ワイルドで行こう



「勿論。この不景気でいまどき将来安泰を約束してくれる企業は、大企業でもなくなったよ。うちのような個人経営の中小企業でも、大企業でも潰れる時は潰れる。そんな中、うちの店は本当に恵まれている方だと思う。タキさんの長年の積み重ねで顧客はついているし、若い人材も育っている。中堅の技術者も確保して、どんな車にも対応できる。稼ぎも安泰とは言い切れないけど、もうずうっと良い線を翔がここに来る前から何年も維持している。従業員をまだ増やしてもいいぐらいだし、そこらへんの大手地方企業並の給与に賞与も出している。それでも尚、彼女が納得しないのは、やっぱり職種なんだよ」

「職種……って。車ってことか」

 親父さんがショックを受けた顔に。

 実力がない企業というレッテル以上に言われたくないことだろう。そしてそれは小鳥も一緒。一家と従業員一同が愛している車を拒否されたら、瞳子さんと付き合っていける訳がない。
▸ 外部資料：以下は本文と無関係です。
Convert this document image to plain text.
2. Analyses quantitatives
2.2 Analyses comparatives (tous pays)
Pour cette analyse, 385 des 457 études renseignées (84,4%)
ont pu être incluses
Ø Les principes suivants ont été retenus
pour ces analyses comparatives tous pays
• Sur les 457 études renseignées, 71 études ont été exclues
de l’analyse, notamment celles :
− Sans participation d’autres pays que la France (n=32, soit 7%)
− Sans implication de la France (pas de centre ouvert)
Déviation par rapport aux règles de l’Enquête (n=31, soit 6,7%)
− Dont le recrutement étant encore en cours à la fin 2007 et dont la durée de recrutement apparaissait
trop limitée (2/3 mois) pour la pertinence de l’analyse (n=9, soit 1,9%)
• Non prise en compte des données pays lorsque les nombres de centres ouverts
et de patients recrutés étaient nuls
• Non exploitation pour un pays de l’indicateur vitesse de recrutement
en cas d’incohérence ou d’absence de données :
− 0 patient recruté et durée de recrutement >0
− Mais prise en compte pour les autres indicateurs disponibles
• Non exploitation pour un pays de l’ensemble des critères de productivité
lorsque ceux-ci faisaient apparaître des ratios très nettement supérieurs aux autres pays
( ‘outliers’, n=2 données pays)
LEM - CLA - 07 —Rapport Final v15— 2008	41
「彼氏のちょっと困った趣味、程度だったんじゃない。学生の頃は。その程度なら許していたんだよ。なのに大学を卒業したら、何を思ったのか行けそうな就職先を蹴って、なんだか良くわからない個人経営の車屋に就職しちゃった。でも、ちょっとチャレンジしてみて、彼が目を覚まして、大手の安定した企業に転職をしてスーツのビジネスマンになってくれると待っていたんじゃないかな」
「それ、マジ……。武智、お前、そういうのどこから……」
「女の子が考えそうなことだよ。瞳子さんの雰囲気見ていたらわかるじゃん。『いいとこのお嬢さん』、タキさんがいちばん近づきたくて近づけなくて、避けられちゃう種の女性だね」

 うわー、武ちゃん。きっつう……。
 さすがに小鳥も唖然とした。

 そして父も口を開けて茫然としていた。
 たぶん父のコンプレックスなのだろう? 
 翔はそうではないが、父は元ヤン。その風情からお嬢様風の女性からは避けられてきたのではないかと、娘として思っちゃったりもする。

 だからこそ。琴子母のような女性と良く結婚できたなとも思うし、だから琴子母を宝物みたいに大事にして愛して離したくなくて必死になっちゃうんだろうな……とか。